Çürüyen Toprak, Betonlaşan Vicdan: Bir Ülkenin Sessiz Çöküşü
Unuttuğumuz Bir Şey Var
Her sabah gözümüzü açtığımız bu topraklarda, kim olduğumuzu biraz daha unutuyoruz. Toprakla bağımız koptu, vicdanımız betonlaştı. Gıdadan eğitime, sağlıktan ölüme kadar her şey bir ticarete dönüştü. Yaşamak, bir maliyet hesabına indirgendi; ölmek ise bir sektör haline geldi.
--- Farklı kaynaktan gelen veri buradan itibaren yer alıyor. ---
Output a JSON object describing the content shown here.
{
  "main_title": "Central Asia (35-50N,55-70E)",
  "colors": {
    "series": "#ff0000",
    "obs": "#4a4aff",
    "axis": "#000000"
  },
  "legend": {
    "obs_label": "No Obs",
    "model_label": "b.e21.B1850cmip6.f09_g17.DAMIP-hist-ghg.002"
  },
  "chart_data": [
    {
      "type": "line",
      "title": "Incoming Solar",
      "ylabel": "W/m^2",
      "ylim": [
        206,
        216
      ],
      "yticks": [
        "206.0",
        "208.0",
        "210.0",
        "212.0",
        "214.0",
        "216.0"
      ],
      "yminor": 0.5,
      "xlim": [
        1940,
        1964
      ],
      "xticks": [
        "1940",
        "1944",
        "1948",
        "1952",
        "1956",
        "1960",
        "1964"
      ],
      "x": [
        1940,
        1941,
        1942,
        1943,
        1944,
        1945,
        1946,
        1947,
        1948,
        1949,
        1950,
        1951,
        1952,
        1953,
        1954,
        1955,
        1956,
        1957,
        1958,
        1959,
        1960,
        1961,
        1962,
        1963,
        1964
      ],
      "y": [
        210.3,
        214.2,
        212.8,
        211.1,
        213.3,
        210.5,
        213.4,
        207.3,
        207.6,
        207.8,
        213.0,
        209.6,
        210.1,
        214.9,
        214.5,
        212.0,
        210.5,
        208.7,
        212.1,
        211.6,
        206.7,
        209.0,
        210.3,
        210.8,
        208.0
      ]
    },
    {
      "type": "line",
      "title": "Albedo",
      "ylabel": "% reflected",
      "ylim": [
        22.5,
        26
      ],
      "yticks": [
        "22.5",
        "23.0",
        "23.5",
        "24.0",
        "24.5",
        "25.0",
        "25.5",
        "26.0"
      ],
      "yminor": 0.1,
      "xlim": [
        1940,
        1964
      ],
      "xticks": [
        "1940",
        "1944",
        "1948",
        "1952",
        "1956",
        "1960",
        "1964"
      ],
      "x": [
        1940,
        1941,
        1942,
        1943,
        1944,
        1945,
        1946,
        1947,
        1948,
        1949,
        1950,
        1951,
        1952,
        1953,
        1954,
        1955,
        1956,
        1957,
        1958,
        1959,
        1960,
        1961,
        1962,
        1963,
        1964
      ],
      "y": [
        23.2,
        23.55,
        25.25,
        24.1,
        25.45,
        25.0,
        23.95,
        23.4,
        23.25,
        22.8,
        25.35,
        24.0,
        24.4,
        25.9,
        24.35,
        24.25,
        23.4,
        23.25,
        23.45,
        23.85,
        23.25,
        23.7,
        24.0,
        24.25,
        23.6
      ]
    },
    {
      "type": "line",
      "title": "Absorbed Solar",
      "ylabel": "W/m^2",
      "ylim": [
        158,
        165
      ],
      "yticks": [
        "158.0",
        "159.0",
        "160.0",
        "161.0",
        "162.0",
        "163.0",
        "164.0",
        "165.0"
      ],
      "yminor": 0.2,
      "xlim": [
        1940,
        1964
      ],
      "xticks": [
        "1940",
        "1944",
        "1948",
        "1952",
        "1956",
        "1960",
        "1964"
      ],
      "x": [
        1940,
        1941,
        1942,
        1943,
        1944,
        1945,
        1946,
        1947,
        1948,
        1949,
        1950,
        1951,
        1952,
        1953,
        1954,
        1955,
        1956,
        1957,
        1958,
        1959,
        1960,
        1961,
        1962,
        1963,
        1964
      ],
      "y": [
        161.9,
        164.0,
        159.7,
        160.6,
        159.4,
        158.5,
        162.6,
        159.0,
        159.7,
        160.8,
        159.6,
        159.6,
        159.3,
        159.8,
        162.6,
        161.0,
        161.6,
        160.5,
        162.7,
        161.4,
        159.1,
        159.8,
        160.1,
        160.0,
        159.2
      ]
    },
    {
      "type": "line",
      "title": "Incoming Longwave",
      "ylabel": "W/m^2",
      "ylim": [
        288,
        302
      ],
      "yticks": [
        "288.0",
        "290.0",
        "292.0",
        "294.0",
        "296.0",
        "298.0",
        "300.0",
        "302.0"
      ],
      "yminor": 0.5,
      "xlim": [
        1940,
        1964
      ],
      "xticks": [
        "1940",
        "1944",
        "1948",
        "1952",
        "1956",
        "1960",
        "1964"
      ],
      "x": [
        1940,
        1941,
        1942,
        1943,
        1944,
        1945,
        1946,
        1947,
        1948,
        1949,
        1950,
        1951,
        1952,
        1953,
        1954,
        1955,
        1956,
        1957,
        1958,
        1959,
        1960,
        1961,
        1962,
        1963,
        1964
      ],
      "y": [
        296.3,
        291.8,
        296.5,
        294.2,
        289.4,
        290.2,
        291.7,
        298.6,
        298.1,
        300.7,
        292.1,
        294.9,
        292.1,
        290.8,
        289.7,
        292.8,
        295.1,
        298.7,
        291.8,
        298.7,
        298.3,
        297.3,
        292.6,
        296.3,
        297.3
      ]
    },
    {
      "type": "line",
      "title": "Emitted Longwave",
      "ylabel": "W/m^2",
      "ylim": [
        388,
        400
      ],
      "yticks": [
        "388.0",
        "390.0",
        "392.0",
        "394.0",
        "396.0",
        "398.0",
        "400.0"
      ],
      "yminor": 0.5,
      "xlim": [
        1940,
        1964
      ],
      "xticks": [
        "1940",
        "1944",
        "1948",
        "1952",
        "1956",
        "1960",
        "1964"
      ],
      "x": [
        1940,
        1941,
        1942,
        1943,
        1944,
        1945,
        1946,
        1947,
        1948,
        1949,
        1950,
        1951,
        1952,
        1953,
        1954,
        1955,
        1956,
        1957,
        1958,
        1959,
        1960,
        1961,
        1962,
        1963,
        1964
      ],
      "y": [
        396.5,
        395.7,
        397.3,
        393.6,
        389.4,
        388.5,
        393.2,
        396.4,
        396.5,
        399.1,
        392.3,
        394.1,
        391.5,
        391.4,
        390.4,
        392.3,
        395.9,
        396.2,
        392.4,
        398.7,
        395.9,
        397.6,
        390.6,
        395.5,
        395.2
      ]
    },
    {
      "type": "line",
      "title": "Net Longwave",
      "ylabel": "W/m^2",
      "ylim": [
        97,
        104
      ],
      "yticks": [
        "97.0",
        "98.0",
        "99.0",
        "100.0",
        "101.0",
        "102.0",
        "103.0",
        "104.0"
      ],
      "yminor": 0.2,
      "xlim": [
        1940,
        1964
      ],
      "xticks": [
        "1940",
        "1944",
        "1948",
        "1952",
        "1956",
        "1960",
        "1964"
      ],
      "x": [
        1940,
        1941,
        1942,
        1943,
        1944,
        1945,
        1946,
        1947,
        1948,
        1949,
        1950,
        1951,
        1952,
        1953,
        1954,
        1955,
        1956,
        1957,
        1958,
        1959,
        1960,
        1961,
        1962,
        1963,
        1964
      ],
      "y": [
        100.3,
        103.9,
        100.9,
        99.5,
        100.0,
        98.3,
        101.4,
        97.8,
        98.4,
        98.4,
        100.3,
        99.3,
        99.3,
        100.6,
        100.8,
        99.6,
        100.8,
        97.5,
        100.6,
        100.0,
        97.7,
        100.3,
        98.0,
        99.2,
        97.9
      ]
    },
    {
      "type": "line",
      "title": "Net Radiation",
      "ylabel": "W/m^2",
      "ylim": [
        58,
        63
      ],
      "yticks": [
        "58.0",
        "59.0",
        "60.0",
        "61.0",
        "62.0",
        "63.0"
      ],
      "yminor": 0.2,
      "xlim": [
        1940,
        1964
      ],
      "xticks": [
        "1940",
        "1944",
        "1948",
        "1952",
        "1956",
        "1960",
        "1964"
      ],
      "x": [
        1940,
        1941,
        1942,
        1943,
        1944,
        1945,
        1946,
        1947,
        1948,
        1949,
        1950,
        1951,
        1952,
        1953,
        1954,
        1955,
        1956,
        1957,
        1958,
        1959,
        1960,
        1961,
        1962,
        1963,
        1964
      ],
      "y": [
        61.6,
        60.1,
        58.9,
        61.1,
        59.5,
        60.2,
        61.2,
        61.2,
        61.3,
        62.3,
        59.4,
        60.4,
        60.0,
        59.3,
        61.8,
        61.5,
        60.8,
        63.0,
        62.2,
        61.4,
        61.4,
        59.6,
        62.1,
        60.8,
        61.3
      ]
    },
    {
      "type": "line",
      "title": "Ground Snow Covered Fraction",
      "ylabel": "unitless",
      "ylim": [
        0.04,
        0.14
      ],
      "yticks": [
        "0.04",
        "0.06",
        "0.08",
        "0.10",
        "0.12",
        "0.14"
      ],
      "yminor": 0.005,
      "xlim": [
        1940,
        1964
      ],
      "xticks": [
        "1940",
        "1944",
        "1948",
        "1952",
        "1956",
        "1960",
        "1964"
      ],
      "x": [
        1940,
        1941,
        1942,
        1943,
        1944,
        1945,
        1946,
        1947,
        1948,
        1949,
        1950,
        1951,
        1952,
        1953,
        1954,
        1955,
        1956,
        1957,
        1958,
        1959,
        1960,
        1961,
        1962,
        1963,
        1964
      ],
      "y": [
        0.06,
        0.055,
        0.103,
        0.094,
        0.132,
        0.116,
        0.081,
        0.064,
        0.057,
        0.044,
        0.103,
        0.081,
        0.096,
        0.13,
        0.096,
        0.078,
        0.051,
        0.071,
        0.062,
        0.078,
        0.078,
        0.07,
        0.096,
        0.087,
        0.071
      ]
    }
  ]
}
Tarımda Kimyasal Zehirlenme: Toprağın Sessiz Çığlığı
Bir zamanlar bereket fışkıran topraklarımız, şimdi kimyasallarla yıkanıyor. Yetişen her şeyin üstüne kontrolsüzce tarım ilacı dökülüyor, doğal gübreler ya unutuldu ya da o gübreleri üretecek canlılar bile kalmadı. Sonuç? Yediğimiz her lokma vücudumuza sinsice yayılan birer zehir.
Bu kimyasallar yalnızca midemizi değil, geleceğimizi de zehirliyor. Kanser vakalarının artışı, Alzheimer’ın sıradanlaşması, doğum bozukluklarının normalleşmesi bir rastlantı mı? Hayır. Bunlar toprağın intikamı.
Bunlar yetmezmiş gibi, dünyanın çöpü buraya taşınıyor. Bir kısmı havaya karışıyor, geri kalanı toprağa atılıyor. İlçelerin çöplerinin nereye döküldüğünü gördünüz mü hiç? Derelerin, suyollarının kıyılarına… Nükleer atıklar bile burada! Radyasyonsuz bir tek nokta kaldı mı bu ülkede?
Hastalıklar Ülkesi: Sağlık Sistemi mi, Sağlık Endüstrisi mi?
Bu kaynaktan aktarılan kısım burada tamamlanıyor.